MANCHESTER, N.H., June 13 (UPI) -- Seven Republicans who all want President Obama's job spent a good part of their Monday night debate in New Hampshire attacking him rather than each other.
Michele Bachmann, the Minnesota congresswoman and Tea Party caucus leader who announced she has filed her paperwork to run for president, declared Obama, a Democrat, "will be a one-term president," MSNBC reported.
Newt Gingrich, the former House speaker whose campaign staff has left him, laid the nation's stubbornly high jobless rate at Obama's feet despite the plummeting economy the president inherited from his two-term Republican predecessor.

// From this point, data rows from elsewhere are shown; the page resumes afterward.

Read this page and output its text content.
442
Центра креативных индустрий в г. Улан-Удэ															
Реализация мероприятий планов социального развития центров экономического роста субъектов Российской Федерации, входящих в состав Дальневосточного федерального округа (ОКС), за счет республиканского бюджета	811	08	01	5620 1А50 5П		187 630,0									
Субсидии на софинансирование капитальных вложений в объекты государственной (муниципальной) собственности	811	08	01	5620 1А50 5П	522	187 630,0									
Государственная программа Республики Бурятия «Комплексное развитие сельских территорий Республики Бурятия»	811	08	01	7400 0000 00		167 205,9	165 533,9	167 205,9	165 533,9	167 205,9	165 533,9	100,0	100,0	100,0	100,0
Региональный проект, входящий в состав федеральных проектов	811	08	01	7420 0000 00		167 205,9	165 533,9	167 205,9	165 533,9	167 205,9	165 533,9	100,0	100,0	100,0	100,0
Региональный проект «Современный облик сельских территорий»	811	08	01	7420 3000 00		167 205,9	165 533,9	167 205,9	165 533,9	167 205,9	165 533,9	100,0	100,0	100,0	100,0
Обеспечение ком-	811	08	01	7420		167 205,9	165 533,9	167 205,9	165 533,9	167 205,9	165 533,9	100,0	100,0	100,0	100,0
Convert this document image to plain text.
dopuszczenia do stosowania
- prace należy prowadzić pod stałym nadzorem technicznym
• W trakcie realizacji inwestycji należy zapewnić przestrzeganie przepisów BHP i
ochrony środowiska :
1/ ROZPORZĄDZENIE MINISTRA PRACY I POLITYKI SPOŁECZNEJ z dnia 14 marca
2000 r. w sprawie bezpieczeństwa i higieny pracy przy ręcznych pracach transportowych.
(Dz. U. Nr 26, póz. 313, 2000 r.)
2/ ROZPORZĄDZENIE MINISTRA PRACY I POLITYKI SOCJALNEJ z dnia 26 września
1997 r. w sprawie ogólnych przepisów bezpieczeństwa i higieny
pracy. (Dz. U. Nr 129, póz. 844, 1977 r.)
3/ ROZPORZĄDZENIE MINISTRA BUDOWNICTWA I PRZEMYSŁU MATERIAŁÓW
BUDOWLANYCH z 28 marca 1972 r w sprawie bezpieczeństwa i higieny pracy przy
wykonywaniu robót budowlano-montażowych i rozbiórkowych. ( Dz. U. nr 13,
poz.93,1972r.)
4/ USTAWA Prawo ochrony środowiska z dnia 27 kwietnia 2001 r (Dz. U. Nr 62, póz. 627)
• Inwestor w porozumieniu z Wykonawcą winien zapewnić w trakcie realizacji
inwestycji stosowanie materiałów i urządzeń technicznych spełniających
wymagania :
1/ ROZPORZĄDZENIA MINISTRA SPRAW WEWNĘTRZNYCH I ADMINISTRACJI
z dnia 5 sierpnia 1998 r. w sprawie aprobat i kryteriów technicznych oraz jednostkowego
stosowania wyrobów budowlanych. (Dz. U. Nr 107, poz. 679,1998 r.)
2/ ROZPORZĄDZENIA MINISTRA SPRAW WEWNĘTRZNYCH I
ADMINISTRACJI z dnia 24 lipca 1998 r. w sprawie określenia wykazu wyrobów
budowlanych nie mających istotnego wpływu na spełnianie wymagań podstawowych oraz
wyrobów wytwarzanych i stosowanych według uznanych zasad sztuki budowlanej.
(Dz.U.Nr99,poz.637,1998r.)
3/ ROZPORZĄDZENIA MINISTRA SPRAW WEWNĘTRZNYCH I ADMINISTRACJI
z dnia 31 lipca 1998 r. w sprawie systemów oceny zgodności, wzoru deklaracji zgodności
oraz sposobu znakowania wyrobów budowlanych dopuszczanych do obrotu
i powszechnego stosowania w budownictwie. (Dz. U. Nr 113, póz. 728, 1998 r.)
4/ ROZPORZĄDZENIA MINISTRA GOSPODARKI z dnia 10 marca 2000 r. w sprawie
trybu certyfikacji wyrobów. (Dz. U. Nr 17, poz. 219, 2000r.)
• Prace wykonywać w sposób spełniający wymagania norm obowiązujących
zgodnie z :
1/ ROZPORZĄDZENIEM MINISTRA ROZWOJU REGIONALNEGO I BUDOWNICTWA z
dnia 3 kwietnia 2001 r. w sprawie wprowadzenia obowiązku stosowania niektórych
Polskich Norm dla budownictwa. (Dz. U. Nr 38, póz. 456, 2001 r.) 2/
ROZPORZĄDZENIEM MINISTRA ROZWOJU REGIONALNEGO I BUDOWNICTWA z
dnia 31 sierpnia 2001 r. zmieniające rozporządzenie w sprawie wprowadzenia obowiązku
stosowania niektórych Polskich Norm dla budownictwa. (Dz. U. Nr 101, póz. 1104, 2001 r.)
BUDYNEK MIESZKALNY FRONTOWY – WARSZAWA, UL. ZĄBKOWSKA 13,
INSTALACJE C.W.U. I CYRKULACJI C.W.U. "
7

"When 14 million Americans are out of work we need a new president to end the Obama Depression," Gingrich said.
Tim Pawlenty, the former Minnesota governor, attacked what he called "crony capitalism" that weds the federal government to favored industries or corporations, MSNBC said. But he resisted going after fellow Republican Mitt Romney when debate moderator John King of CNN asked him why he used the term "Obamneycare" when going after the former Massachusetts governor Sunday. Romney, when governor, had shepherded into law healthcare reform for Massachusetts that is very similar to the package Obama got through Congress.
Romney, who leads the Republican pack in the polls, said he would work to repeal Obama's work on healthcare reform, The New York Times reported.
"First, if I'm elected president I will repeal Obamacare," Romney said, adding he preferred to let states determine what works for them.
Rick Santorum, the former senator from Pennsylvania, took a sideways swipe at Romney for his position change on abortion, saying voters should look at a candidate's "authenticity."
Texas Congressman Ron Paul sounded his clarion call once again for the United States to pull back from its overseas military adventures.
"We should think about protecting our borders, rather than the orders between Iraq and Afghanistan," Paul said.
Romney said American troops "should not fight a war of independence for another nation," but avoided committing to a strict timetable for getting U.S. troops home.
Herman Cain, a former pizza company executive turned radio host also was part of the debate, while former Utah Gov. Jon M. Huntsman Jr. and former Alaska Gov. Sarah Palin, who have not entered the race, were not.
CNN, WMUR-TV and the Union Leader newspaper sponsored the face-off in Manchester.